I understood that Doris had once “written.” There was the definite sense that as someone who had written, she was in possession of talent, vast sums she held prudently in ethereal escrow. She was a good ten years older than the other mothers in the parish, and dyed he
r hair a blatant, unapologetic blond. She had no interest in school functions. She let her husband handle the grocery shopping and the driving and the dealings with nuns and teachers. He was a gentle man who seemed conscripted to serve her, nervously asking—as he handed her a drink he had mixed in the kitchen while she sat in the shadowy living room, reading—whether she felt all right. Though her husband was Catholic and of course her son was too, she was alluringly non-Catholic. In fact, it appeared she was not religious at all, perhaps an agnostic.
This was all good, good news.
I can’t think of Katherine Mansfield without conjuring Doris Derman—not because she entrusted her books to me and set me on the particular literary path (favoring clarity and immediacy, the bittersweet but fundamentally comic point of view) that I still think of as the high road. Not even because she introduced me to the “personal voice” in literature when she handed me Mansfield’s Journal and Letters, thus opening the door to memoir and the essay, forms I came to prize and practice. It’s simply that, over the years, her passion for Mansfield has become more eloquent to me than my own strenuous teen-idol feelings.

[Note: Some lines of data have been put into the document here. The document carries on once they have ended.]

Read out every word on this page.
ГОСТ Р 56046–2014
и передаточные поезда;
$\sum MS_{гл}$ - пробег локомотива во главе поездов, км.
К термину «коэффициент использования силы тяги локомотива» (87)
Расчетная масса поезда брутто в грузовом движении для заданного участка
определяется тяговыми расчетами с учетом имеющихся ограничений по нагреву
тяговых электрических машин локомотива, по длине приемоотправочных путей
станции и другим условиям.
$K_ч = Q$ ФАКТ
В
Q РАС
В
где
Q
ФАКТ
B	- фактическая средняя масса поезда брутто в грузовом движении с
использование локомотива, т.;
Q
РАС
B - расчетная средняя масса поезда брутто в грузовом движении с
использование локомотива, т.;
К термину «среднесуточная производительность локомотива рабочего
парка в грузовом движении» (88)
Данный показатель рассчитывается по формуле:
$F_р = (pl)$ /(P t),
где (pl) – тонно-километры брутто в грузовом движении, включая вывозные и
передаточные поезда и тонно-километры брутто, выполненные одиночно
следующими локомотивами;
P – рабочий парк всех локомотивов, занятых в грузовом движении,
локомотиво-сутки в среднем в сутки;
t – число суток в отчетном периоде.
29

Doris was a teenager when Mansfield died in 1923. She belonged to the generation that had just inherited the short skirts and bold bobbed haircuts that Mansfield, for one, made the daring symbol of the new woman. Doris saw Mansfield as a tantalizing bohemian big sister. She’d been up to no good, and look what happened: sick, alone, exiled, dead. Her slim “oeuvre” was dwarfed by the journals and the passionate correspondence, in which she alternately bemoaned her fate and shored up her courage and ever-dimming hopes with crystalline descriptions of the world about her. They are among the great letters in English literature, fairly compared to the letters of Keats.